Ah, os gêmeos... o que falar deles? Malignos, engraçados e, praticamente, iguais aos seus personagens no animê. Esses dois mereciam um prêmio por serem essas gracinhas malvadas. Hikaru e Kaoru são os gêmeos atentados que, literalmente, põem fogo no drama. São os únicos que não tem medo de nada, zoam com todo mundo, principalmente com o Tamaki por ser o mais inocente de todos, fazem uso de incesto falso para sobreviverem no Host Club, sentem ciúme e amor imenso por Haruhi, por ser a única capaz de distingui-los sem chutes e margens de erros. No entanto, suas maneiras de amar são diferentes: Kaoru é mais maduro e reconhece que seu amor por Haruhi é apenas coisa de amigos/irmãos; já Hikaru é todo infantil, problemático e não consegue perceber que está apaixonado pela sem gracinha. Enfim, são apenas um, ou seja, eles são um lindo elevado ao quadrado.


Kyoya... aiai Kyoya... não preciso dizer que ele é meu gatinho preferido no drama, né? Eu não sei por que, mas sempre me sinto atraída pelo gatinho do mal que, na verdade, não é do mal, só se faz de do mal, compreende? Kyoya é o tipo intelectual, que não deixa passar nada, que se faz de maligno, porém gosta de ajudar e fazer o bem. É graças a ele que a Haruhi entra no Host Club para pagar o tal vaso que quebrou. Além de tudo, sem falar que o Daito Shunsuke não é de se jogar fora, convenhamos...

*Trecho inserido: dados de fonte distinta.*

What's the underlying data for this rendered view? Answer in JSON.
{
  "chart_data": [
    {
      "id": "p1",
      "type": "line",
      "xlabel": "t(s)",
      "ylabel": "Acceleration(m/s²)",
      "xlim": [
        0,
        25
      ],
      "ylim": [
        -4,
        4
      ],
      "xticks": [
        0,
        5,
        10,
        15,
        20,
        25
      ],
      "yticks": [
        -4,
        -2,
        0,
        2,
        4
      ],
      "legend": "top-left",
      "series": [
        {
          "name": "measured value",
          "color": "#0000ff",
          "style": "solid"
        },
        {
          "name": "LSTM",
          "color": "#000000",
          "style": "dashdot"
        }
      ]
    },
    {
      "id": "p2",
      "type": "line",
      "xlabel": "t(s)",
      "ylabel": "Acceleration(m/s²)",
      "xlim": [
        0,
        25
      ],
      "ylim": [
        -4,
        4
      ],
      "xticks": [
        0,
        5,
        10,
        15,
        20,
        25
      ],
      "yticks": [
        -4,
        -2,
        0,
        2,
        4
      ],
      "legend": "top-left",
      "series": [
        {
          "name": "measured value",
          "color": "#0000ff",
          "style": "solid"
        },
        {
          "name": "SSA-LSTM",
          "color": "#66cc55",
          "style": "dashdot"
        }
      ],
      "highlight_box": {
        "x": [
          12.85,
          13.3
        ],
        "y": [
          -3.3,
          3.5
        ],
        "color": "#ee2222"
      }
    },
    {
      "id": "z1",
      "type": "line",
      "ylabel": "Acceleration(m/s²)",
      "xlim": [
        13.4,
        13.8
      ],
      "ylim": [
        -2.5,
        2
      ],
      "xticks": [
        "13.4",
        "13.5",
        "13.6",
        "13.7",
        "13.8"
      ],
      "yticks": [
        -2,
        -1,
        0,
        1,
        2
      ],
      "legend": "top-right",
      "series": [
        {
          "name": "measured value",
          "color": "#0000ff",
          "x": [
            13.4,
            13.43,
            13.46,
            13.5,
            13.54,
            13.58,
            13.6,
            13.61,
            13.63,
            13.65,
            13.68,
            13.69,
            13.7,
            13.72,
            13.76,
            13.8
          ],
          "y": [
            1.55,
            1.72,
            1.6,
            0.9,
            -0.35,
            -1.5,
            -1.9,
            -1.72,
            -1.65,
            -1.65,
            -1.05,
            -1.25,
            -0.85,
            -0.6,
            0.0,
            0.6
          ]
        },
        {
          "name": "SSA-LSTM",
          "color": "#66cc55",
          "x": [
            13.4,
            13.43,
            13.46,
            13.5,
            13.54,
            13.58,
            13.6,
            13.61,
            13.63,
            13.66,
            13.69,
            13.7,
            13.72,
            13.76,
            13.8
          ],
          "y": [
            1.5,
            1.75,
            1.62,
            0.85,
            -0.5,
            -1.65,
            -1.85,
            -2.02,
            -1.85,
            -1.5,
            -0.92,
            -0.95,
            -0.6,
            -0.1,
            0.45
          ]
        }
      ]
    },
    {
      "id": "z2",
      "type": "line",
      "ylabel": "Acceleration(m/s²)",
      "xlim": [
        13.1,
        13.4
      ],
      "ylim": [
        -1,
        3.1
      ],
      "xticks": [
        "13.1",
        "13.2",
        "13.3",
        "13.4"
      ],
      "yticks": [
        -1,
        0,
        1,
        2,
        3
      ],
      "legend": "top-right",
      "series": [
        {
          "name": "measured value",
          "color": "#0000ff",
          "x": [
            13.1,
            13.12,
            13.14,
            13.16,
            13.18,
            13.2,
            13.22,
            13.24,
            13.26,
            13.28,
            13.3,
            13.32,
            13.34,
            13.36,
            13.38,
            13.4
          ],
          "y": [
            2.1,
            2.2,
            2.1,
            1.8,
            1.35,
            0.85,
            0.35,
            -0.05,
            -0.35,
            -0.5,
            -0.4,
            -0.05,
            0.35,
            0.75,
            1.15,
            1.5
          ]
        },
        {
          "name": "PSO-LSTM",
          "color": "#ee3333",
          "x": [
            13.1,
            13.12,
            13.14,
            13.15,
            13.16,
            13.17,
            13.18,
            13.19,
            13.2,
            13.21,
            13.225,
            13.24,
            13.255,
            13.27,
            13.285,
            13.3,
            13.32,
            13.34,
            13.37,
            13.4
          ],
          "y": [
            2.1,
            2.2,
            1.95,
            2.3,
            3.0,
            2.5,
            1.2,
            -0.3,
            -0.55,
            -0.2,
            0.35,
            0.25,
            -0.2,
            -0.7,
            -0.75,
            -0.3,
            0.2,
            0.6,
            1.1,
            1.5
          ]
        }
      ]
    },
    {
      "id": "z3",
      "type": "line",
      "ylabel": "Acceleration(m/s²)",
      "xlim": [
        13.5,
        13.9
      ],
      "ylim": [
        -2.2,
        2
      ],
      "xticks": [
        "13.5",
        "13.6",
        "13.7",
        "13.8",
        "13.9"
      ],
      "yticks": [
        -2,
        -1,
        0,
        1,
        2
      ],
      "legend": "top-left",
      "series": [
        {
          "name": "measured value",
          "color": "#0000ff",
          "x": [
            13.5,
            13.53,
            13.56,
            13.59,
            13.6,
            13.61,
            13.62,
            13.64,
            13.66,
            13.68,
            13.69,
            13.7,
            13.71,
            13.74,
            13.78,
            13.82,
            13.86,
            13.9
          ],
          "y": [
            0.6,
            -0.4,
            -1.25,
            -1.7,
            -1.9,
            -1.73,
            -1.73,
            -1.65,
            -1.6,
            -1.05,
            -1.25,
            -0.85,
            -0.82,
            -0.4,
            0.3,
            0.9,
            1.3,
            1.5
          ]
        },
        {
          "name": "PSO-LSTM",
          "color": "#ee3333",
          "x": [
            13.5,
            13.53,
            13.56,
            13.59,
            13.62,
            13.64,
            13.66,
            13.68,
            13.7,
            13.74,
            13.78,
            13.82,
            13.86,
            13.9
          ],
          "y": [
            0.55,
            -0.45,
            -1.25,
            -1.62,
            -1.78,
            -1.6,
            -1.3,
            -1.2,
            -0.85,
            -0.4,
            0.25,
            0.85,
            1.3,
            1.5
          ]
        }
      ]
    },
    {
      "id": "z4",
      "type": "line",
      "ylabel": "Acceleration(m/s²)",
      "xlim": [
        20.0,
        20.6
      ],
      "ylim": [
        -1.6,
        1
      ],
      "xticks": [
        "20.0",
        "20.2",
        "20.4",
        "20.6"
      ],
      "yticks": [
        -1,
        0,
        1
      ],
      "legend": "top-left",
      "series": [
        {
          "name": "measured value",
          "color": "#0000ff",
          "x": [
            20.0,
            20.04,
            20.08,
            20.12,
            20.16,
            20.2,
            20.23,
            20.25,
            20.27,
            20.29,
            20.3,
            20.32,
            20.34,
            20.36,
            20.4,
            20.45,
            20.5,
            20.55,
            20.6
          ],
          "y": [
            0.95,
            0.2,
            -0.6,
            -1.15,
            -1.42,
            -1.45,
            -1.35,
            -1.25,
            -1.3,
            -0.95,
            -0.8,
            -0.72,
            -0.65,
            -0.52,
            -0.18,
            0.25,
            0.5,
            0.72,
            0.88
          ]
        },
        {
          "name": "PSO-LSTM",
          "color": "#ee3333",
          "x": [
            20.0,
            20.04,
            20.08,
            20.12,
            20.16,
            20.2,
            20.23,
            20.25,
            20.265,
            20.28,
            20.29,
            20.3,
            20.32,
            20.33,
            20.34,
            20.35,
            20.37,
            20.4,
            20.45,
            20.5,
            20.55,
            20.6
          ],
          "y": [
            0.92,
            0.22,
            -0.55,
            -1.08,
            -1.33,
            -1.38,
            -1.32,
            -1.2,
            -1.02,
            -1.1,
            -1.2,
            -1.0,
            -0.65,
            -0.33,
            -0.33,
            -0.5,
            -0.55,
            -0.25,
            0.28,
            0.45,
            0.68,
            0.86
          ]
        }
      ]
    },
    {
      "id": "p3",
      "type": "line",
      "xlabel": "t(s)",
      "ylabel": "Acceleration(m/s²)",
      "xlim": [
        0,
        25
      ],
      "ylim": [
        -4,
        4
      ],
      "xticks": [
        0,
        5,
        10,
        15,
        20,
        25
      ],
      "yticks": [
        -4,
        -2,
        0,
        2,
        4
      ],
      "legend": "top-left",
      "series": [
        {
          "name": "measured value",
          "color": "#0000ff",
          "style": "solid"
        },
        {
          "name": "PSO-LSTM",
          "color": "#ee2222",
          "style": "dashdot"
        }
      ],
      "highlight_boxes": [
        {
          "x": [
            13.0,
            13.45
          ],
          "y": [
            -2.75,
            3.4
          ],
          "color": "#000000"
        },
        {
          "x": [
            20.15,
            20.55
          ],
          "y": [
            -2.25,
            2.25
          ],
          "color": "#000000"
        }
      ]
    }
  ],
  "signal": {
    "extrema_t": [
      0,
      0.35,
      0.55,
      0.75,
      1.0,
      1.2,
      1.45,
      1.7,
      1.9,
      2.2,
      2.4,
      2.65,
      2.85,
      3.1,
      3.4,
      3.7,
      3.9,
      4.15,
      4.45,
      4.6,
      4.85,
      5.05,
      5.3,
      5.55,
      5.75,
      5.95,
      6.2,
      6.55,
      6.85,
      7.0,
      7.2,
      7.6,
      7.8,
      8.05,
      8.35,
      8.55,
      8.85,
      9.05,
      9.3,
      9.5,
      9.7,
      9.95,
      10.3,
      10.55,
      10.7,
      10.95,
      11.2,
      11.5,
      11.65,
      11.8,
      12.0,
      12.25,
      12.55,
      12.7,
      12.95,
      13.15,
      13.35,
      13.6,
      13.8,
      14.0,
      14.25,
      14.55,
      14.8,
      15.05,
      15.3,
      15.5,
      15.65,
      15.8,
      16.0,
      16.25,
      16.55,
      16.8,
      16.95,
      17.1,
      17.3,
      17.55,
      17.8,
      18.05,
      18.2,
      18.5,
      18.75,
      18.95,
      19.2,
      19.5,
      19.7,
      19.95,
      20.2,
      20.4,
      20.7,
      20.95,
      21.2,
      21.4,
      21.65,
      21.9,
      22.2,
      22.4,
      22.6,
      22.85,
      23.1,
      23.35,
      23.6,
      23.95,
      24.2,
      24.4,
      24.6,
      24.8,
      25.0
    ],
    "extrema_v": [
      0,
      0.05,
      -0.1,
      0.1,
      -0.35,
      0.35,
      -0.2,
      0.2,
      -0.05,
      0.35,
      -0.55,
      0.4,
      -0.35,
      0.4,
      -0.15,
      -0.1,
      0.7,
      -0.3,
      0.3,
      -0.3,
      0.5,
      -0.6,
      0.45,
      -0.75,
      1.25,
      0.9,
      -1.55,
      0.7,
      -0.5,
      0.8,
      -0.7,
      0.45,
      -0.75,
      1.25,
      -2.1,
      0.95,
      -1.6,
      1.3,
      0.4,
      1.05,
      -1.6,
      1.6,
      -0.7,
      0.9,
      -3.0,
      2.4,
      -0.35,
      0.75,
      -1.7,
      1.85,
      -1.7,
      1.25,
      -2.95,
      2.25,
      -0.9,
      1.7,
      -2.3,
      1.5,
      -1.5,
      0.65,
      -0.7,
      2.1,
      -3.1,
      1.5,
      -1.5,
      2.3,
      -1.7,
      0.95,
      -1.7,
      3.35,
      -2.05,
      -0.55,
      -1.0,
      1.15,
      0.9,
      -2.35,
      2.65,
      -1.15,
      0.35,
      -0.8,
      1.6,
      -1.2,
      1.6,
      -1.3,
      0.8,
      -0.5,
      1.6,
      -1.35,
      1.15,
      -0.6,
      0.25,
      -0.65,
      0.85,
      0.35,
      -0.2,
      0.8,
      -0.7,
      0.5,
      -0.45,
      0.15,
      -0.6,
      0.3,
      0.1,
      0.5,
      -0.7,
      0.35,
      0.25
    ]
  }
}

O que é esta criatura anã, minha gente? Indignação tomando conta do meu ser. Honey era para ser a coisa mais lolita, fofa e linda do universo. E, quando eu vou assistir, com o que me deparo? Com essa decepção, essa indignação profunda que se abateu sobre o mim ao ver essa coisa de cabelo mal cortado e que diminui de tamanho! Sacanagem, hein, produção? Honey devia ser fofo até lutando. E alguém pode me explicar o que é esse negócio de ele engrossar a voz cada vez que fica bravo? Pela madrugada, tenha santa paciência, hein?


Sobre o Mori não tem nem o que falar. É o único que não fede, não cheira e quase não tem fala. Só fica parado durante o drama e o animê inteiro, essa marmota!


RENGE? CADÊ ELA NO DORAMA? Eu senti falta da otaku maluca viciada em games - e Kyoya! Ela apareceu em dois míseros capítulos, não deu sua risada maligna mais que especial e não surgiu em cima daquele seu palco giratório em vários lugares. Como assim? Sem gastos com elenco de apoio?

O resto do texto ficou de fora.